An inguinal hernia is an external protrusion of intra-abdominal contents through a natural weakness in this area, called the inguinal canal.
It occurs more commonly in men as the inguinal canal is wider, containing the spermatic cord structures. About 95% of all groin hernias diagnosed are inguinal in aetiology. Clinically, it appears as a bulge (or lump) in the groin on either side of the pubic bone, sometimes extending down to the scrotum.
Treatment options
At the National Hernia Institute minimally invasive laparoscopic (keyhole) approach is the treatment of choice in which a camera is inserted into the layers of the abdominal wall through a small (10mm) incision. The laparoscope is a small fibreoptic viewing instrument that contains a lens, light source and video camera. The procedure is performed making three small incisions over the abdomen that will allow safe introduction of the laparoscopic instruments under direct vision, reduction of the hernia content and repair of the groin defect with insertion of a soft sheet of mesh.
In our Institute, we exclusively fix the mesh with biological fibrin glue as it is absolutely non-traumatic for the muscle, compared to the penetrating tackers or staples that most of the surgeons still routinely use. For instance, the risk of nerve or vessel injury is inexistent with fibrin glue. Prof Berney has 20-years expertise of fibrin glue usage for inguinal hernia repair, which represents the world largest collection of patients treated this way in a single Hernia Centre.
What are the benefits of laparoscopic inguinal hernia repair compared to open approach?
- Approach of choice for patients with bilateral (both sides) groin hernias
- Approach of choice for recurrent hernia following previous open repair
- Unique advantage of simultaneously treating any associated hernia (femoral, obturator) incidentally found during surgery.

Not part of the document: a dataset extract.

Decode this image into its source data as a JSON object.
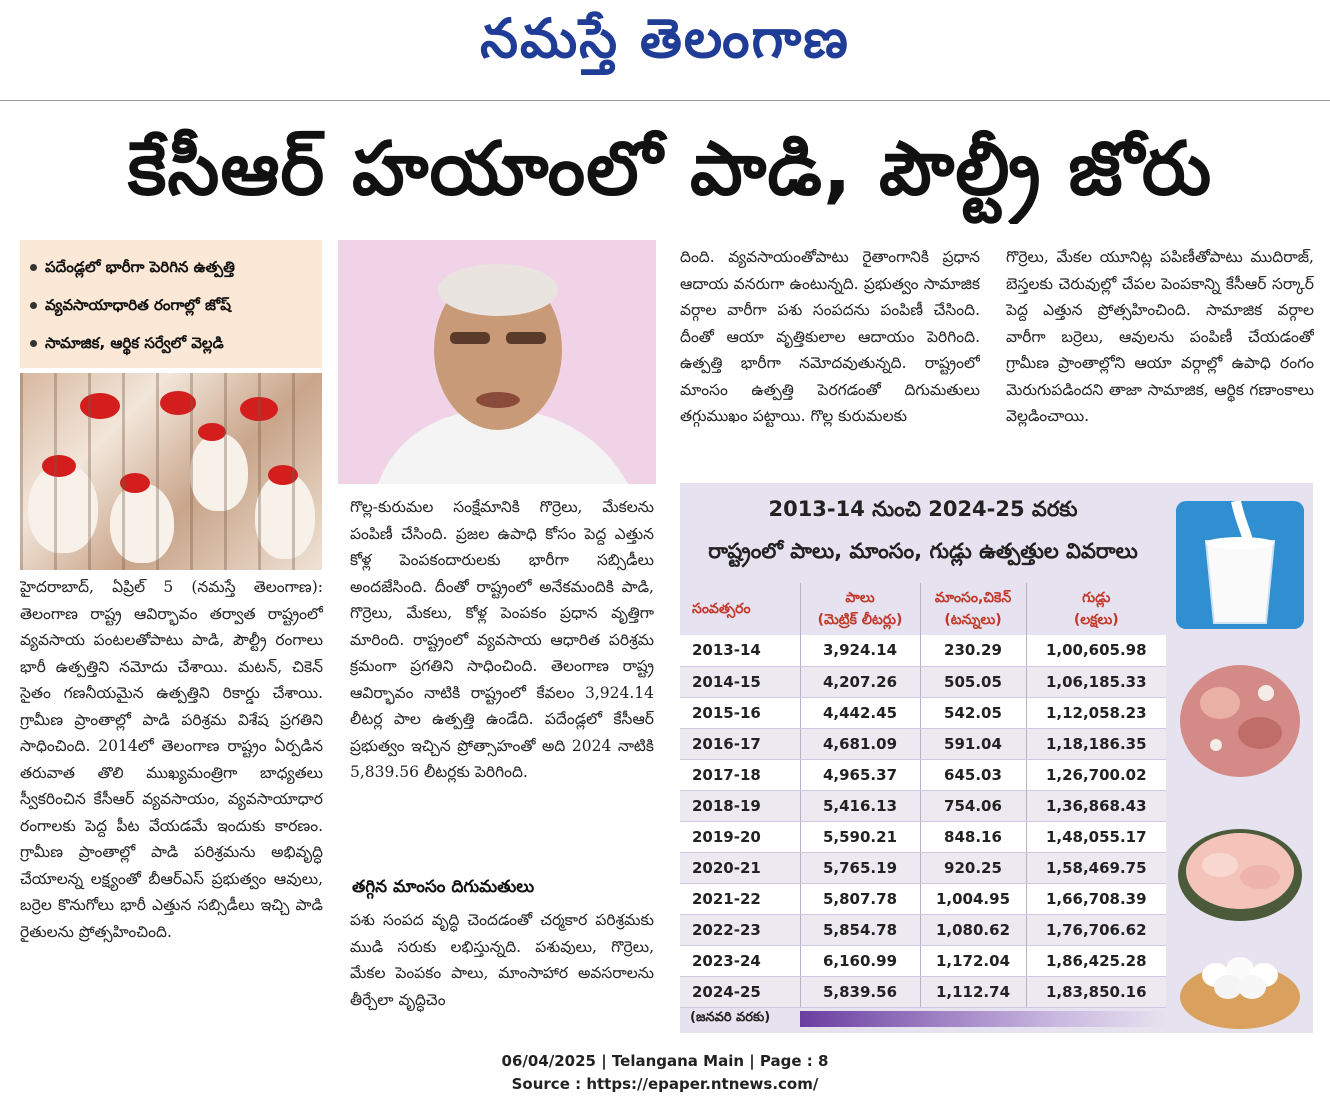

This is particularly relevant in women.
- Reduced severity of post-operative pain
- Reduced risk of developing chronic groin pain
- Faster return to normal professional and sport activities
- Reduced risk of mesh or groin infection
- Minimal scarring (smaller incisions)
- Reduced risk of hernia recurrence (only if performed in high-volume centres)
Causes
Some inguinal hernias have no apparent cause. Others might occur as a result of:
- Increased pressure within the abdomen
- A pre-existing weak spot in the abdominal wall
- Straining during bowel movements or urination
- Strenuous activity
- Pregnancy
- Chronic coughing or sneezing
In many people, the abdominal wall weakness that leads to an inguinal hernia occurs at birth when the abdominal lining (peritoneum) doesn’t close properly. Other inguinal hernias develop later in life when muscles weaken or deteriorate due to aging, strenuous physical activity or coughing that accompanies smoking.
Weaknesses can also occur in the abdominal wall later in life, especially after an injury or abdominal surgery.

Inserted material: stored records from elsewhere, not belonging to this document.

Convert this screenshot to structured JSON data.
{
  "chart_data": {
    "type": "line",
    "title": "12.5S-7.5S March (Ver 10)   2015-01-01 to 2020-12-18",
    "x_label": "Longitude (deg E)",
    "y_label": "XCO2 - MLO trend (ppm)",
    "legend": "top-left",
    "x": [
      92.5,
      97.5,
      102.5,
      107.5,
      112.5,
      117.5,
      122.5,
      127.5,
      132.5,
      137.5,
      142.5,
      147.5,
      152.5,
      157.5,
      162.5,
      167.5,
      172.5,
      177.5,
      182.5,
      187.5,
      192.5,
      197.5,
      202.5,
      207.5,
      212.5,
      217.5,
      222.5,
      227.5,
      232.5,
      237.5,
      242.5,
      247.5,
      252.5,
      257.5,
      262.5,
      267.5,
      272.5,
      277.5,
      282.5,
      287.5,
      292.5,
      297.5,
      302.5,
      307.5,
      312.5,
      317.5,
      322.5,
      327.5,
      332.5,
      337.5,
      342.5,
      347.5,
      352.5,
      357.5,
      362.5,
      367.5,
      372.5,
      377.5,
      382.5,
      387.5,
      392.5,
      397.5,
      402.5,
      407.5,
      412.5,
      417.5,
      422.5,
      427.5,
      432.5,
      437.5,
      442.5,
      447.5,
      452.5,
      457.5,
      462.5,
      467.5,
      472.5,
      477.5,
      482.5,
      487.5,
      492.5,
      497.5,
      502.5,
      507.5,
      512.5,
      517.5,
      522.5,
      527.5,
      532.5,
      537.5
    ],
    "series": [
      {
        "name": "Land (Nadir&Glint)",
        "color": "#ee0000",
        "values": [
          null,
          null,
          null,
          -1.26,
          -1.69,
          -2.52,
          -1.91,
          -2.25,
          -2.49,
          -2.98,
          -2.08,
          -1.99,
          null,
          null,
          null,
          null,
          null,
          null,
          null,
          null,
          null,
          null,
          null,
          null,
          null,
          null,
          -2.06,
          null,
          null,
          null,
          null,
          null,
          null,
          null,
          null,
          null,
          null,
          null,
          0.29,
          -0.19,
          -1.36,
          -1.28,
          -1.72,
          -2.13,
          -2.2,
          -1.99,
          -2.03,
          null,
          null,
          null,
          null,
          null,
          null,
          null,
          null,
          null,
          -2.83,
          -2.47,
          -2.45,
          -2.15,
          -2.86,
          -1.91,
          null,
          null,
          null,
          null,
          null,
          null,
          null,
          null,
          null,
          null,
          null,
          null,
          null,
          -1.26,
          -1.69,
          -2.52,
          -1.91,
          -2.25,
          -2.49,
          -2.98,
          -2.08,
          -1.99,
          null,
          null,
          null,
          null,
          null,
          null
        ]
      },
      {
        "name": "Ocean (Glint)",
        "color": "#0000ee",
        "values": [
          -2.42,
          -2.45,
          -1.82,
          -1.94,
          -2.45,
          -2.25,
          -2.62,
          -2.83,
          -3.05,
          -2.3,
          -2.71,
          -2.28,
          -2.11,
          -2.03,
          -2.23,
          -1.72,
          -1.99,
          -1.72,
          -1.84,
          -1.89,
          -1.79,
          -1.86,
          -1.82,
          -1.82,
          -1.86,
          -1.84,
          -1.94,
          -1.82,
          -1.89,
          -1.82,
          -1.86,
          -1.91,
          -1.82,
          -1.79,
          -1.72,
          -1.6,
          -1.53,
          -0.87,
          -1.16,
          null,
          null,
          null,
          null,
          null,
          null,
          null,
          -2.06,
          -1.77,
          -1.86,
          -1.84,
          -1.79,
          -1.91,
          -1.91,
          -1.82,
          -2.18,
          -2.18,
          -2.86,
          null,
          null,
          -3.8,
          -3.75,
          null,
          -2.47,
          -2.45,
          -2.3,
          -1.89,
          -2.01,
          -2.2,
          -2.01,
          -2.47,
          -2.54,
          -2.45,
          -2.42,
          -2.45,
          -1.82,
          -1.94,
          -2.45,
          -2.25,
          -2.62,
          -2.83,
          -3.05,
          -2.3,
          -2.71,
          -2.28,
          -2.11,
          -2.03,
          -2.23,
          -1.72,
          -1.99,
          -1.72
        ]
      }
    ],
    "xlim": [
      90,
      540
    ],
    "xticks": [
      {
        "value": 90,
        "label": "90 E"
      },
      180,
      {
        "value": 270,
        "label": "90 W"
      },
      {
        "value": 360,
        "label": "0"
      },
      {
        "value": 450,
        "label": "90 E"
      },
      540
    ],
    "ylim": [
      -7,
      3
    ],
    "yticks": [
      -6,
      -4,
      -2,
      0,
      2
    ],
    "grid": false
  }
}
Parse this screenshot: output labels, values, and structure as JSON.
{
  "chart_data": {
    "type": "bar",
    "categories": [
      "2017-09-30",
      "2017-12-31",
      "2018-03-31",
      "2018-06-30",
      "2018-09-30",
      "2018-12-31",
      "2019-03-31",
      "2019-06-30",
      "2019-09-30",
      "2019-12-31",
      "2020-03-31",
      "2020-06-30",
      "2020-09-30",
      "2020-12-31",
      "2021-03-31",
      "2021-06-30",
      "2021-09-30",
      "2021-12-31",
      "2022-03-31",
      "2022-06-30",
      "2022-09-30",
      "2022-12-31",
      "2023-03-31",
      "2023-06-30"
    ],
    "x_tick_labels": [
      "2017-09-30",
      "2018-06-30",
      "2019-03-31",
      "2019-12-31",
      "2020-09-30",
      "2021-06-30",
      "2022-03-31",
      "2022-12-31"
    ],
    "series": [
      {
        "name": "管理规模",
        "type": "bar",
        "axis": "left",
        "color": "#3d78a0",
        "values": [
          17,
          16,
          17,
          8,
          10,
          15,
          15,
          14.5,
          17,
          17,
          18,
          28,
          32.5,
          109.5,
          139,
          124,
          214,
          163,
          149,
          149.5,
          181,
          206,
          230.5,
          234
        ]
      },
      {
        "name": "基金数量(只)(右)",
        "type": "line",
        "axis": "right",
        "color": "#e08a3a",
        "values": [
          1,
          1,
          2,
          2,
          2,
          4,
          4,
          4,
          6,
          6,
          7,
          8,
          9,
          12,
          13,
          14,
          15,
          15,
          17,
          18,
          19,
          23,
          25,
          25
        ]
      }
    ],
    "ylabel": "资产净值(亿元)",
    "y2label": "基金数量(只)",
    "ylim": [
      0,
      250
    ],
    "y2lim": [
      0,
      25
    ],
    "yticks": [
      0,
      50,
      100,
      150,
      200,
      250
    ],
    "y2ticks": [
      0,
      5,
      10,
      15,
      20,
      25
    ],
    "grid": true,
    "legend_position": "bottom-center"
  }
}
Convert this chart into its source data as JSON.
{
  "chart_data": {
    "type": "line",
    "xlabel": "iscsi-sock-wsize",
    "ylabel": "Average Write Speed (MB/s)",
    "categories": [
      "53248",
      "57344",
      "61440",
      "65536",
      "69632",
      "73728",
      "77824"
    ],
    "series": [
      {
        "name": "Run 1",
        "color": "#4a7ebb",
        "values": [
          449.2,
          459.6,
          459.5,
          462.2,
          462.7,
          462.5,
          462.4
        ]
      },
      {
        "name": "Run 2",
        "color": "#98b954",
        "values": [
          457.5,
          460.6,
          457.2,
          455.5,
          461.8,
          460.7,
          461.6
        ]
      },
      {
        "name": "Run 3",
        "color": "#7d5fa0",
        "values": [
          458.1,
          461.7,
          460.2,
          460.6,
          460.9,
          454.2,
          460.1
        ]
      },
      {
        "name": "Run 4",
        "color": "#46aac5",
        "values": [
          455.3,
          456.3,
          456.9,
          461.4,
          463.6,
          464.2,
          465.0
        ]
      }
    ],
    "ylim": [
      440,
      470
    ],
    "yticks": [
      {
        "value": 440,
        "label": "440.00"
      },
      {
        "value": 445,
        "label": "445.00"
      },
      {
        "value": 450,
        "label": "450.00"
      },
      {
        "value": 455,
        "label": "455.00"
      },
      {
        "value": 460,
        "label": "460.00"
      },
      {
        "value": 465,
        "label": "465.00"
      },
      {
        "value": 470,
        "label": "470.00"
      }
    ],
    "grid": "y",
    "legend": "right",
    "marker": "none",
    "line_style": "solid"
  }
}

In men, the weak spot usually occurs in the inguinal canal, where the spermatic cord enters the scrotum. In women, the inguinal canal carries a ligament that helps hold the uterus in place, and hernias sometimes occur where connective tissue from the uterus attaches to tissue surrounding the pubic bone.
Risk factors
Factors that contribute to developing an inguinal hernia include:
- Being male. Men are eight times more likely to develop an inguinal hernia than are women.
- Being older. Muscles weaken as you age.
- Being white.
- Family history. You have a close relative, such as a parent or sibling, who has the condition.

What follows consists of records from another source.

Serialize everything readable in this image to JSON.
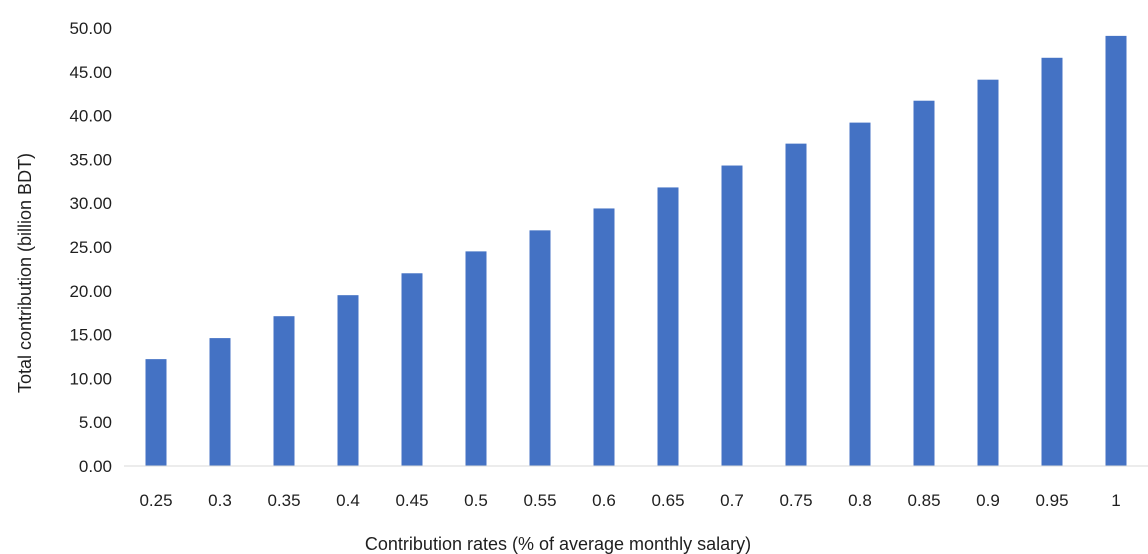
{
  "chart_data": {
    "type": "bar",
    "xlabel": "Contribution rates (% of average monthly salary)",
    "ylabel": "Total contribution (billion BDT)",
    "categories": [
      "0.25",
      "0.3",
      "0.35",
      "0.4",
      "0.45",
      "0.5",
      "0.55",
      "0.6",
      "0.65",
      "0.7",
      "0.75",
      "0.8",
      "0.85",
      "0.9",
      "0.95",
      "1"
    ],
    "values": [
      12.2,
      14.6,
      17.1,
      19.5,
      22.0,
      24.5,
      26.9,
      29.4,
      31.8,
      34.3,
      36.8,
      39.2,
      41.7,
      44.1,
      46.6,
      49.1
    ],
    "ylim": [
      0,
      50
    ],
    "yticks": [
      "0.00",
      "5.00",
      "10.00",
      "15.00",
      "20.00",
      "25.00",
      "30.00",
      "35.00",
      "40.00",
      "45.00",
      "50.00"
    ],
    "grid": false,
    "legend": "none",
    "bar_color": "#4472C4",
    "axis_color": "#D9D9D9"
  }
}
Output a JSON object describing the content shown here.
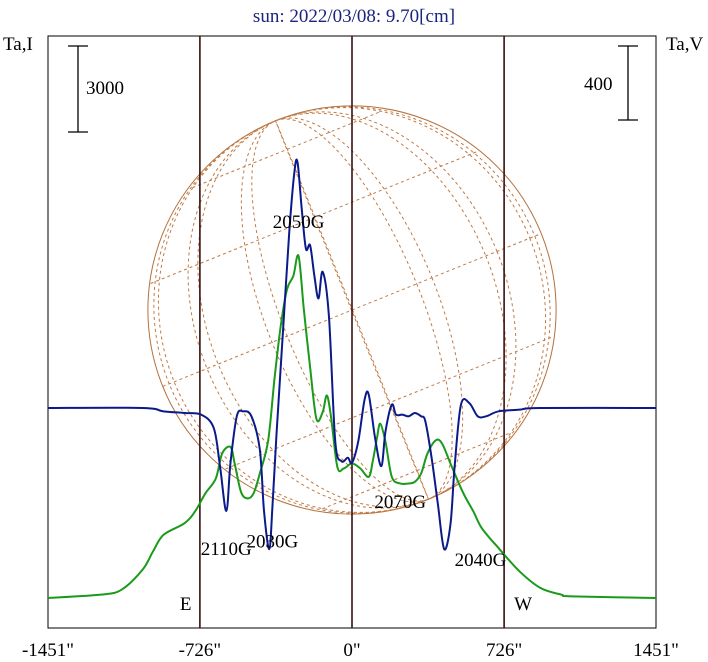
{
  "chart_data": {
    "type": "line",
    "title": "sun: 2022/03/08: 9.70[cm]",
    "left_axis_label": "Ta,I",
    "right_axis_label": "Ta,V",
    "left_scale_bar": "3000",
    "right_scale_bar": "400",
    "x_ticks": [
      "-1451\"",
      "-726\"",
      "0\"",
      "726\"",
      "1451\""
    ],
    "x_tick_values": [
      -1451,
      -726,
      0,
      726,
      1451
    ],
    "xlim": [
      -1451,
      1451
    ],
    "markers": [
      {
        "label": "E",
        "x": -726
      },
      {
        "label": "W",
        "x": 726
      }
    ],
    "center_marker_x": 0,
    "solar_radius_arcsec": 726,
    "annotations": [
      {
        "text": "2050G",
        "x": -255,
        "series": "I"
      },
      {
        "text": "2110G",
        "x": -600,
        "series": "V"
      },
      {
        "text": "2030G",
        "x": -380,
        "series": "V"
      },
      {
        "text": "2070G",
        "x": 135,
        "series": "V"
      },
      {
        "text": "2040G",
        "x": 470,
        "series": "V"
      }
    ],
    "series": [
      {
        "id": "I",
        "color": "#1a9a1a",
        "x": [
          -1451,
          -1200,
          -1100,
          -1000,
          -950,
          -900,
          -800,
          -750,
          -700,
          -650,
          -620,
          -580,
          -560,
          -530,
          -500,
          -470,
          -440,
          -400,
          -370,
          -340,
          -310,
          -280,
          -255,
          -230,
          -200,
          -170,
          -140,
          -120,
          -100,
          -70,
          -40,
          0,
          40,
          80,
          100,
          120,
          135,
          160,
          190,
          230,
          270,
          300,
          330,
          360,
          400,
          430,
          470,
          510,
          540,
          580,
          620,
          700,
          800,
          900,
          1000,
          1050,
          1451
        ],
        "y": [
          0.0,
          0.02,
          0.05,
          0.17,
          0.28,
          0.38,
          0.45,
          0.52,
          0.63,
          0.72,
          0.87,
          0.91,
          0.81,
          0.64,
          0.6,
          0.63,
          0.75,
          0.95,
          1.32,
          1.64,
          1.86,
          1.94,
          2.06,
          1.74,
          1.39,
          1.08,
          1.12,
          1.22,
          1.09,
          0.79,
          0.78,
          0.81,
          0.78,
          0.73,
          0.83,
          0.97,
          1.05,
          0.94,
          0.73,
          0.69,
          0.69,
          0.7,
          0.75,
          0.87,
          0.95,
          0.93,
          0.81,
          0.69,
          0.61,
          0.52,
          0.42,
          0.3,
          0.16,
          0.06,
          0.02,
          0.01,
          0.0
        ]
      },
      {
        "id": "V",
        "color": "#0a1a8a",
        "x": [
          -1451,
          -1000,
          -900,
          -800,
          -720,
          -660,
          -630,
          -600,
          -580,
          -550,
          -520,
          -480,
          -440,
          -420,
          -395,
          -380,
          -360,
          -330,
          -300,
          -275,
          -260,
          -240,
          -220,
          -200,
          -180,
          -160,
          -140,
          -110,
          -80,
          -50,
          -20,
          0,
          30,
          60,
          80,
          110,
          140,
          160,
          190,
          210,
          240,
          270,
          300,
          330,
          350,
          380,
          410,
          440,
          470,
          490,
          520,
          560,
          600,
          640,
          700,
          800,
          900,
          1451
        ],
        "y": [
          0.0,
          0.0,
          -0.02,
          -0.03,
          -0.04,
          -0.12,
          -0.35,
          -0.62,
          -0.33,
          -0.05,
          -0.02,
          -0.05,
          -0.25,
          -0.62,
          -0.85,
          -0.6,
          -0.15,
          0.45,
          1.05,
          1.42,
          1.48,
          1.2,
          0.96,
          0.98,
          0.8,
          0.66,
          0.82,
          0.55,
          -0.2,
          -0.32,
          -0.3,
          -0.33,
          -0.2,
          0.05,
          0.08,
          -0.18,
          -0.35,
          -0.14,
          0.02,
          -0.04,
          -0.04,
          -0.05,
          -0.03,
          -0.05,
          -0.08,
          -0.3,
          -0.58,
          -0.85,
          -0.7,
          -0.35,
          0.02,
          0.03,
          -0.05,
          -0.05,
          -0.02,
          -0.01,
          0.0,
          0.0
        ]
      }
    ]
  }
}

- Chronic cough, such as from smoking.
- Chronic constipation. Constipation causes straining during bowel movements.
- Pregnancy. Being pregnant can weaken the abdominal muscles and cause increased pressure inside your abdomen.
- Premature birth and low birth weight.
- Previous inguinal hernia or hernia repair. Even if your previous hernia occurred in childhood, you’re at higher risk of developing another inguinal hernia.